Baby started humming that tune with the refrain about “another one bites the dust,” which provoked a horrified look from a woman who’d come out to gape at the burning car.
“Those were genu-wine bad guys, ma’am,” he explained pleasantly. “Who just discovered the express lane to hell.”
She put a hand over her mouth and stepped back into the hotel.
“You better boogie,” I told him. “Sheriff Hayes is going to show up soon. No self-respecting feds would want to be here.”
“You got a point there, judge,” he said. “Thanks for dinner. And the entertainment. You think those were Mingo’s people?”
“It’s going to take DNA to find out,” Carrie said, as the car finally bottomed out and fire engine sirens could be heard. “But I’ll bet Sheriff Hayes will have an opinion.”

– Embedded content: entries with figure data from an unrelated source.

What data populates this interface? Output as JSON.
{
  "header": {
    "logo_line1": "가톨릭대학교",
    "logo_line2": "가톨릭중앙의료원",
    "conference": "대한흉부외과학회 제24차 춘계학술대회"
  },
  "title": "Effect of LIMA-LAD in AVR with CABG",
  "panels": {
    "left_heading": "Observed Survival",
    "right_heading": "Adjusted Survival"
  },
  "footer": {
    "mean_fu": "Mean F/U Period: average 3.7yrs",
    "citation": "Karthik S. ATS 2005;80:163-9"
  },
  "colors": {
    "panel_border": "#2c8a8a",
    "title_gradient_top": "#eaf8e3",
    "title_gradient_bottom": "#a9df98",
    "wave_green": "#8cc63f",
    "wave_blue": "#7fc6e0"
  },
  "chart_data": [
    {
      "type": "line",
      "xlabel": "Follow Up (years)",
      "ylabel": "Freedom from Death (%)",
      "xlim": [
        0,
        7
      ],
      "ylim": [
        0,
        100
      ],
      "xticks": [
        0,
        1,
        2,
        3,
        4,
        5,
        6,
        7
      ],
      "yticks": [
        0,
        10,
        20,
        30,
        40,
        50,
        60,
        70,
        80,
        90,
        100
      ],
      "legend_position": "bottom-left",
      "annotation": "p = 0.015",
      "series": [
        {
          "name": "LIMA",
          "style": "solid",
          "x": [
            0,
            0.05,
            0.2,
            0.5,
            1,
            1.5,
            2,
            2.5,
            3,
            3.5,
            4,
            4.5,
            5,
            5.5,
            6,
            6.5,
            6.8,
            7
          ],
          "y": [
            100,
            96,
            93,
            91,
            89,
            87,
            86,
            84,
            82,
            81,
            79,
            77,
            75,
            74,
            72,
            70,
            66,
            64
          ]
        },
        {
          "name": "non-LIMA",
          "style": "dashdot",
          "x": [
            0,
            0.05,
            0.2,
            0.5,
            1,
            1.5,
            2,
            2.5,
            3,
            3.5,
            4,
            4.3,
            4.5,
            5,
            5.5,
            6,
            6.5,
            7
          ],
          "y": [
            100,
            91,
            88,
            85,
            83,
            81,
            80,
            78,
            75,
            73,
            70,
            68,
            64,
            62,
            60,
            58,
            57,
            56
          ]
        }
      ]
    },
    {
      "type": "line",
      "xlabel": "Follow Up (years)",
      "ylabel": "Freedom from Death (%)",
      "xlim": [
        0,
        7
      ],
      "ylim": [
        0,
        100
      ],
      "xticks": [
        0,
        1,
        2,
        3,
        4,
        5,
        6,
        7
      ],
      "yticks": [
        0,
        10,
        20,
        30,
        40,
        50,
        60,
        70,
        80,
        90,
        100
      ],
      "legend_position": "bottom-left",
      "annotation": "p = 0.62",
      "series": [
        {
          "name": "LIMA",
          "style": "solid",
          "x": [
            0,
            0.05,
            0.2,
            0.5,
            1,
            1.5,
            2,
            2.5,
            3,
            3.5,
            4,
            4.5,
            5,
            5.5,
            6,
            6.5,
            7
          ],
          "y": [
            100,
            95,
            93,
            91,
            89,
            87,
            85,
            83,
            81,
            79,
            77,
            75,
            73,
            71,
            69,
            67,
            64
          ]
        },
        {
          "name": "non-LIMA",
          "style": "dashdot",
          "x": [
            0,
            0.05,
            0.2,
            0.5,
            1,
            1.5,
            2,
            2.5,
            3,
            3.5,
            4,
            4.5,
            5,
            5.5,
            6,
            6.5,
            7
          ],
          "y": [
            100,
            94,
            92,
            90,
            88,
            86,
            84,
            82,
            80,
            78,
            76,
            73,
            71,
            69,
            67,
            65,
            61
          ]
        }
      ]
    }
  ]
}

It took Sheriff Hayes about an hour to discover that we’d been at least tangentially involved in the mess up front and come knocking on my door. He did have an opinion, as it turned out.
“This was because of you,” he announced as soon as we let him into the cabin. He was carrying a briefcase and looking agitated.
“We were having an innocent dinner, Sheriff,” I told him. “The manager thought those guys were fixing to rob the place.”
“Who’s we?” he asked.
“Carrie and I,” I told him.
“Manager said there were three of you,” he said.
“Oh, him,” I said.
Hayes waited a moment for me to elaborate, and when he saw I wasn’t going to tell him, he shook his head and sat down wearily in an armchair. He still didn’t look well. We probably weren’t helping with that.
“That car was registered in Robbins County,” he said. “They had at least three shotguns, and containers of some kind of fuel or accelerant in the trunk.”
“Any ID on the toasts?” Carrie asked.
“Are you kidding?” he said. “Humans. We think. But one of’em had this.” He produced a clear plastic evidence bag from the briefcase. Inside was a badly charred SIG. 45 semiautomatic pistol. It wasn’t impossible that a bunch of black hats would have a SIG, but it also wasn’t the kind of gun they normally would use.
“Mine?” I asked.
“We’ll soon find out. But didn’t you tell me Nathan Creigh relieved you of one of these up in that cave?”
I nodded. He put the bag back into the briefcase and leaned back in his chair. “I think they were here to exact revenge for what you said happened to Rowena Creigh. They were probably going to shoot you with your own piece.” He looked over at Carrie. “You well enough to travel, young lady?”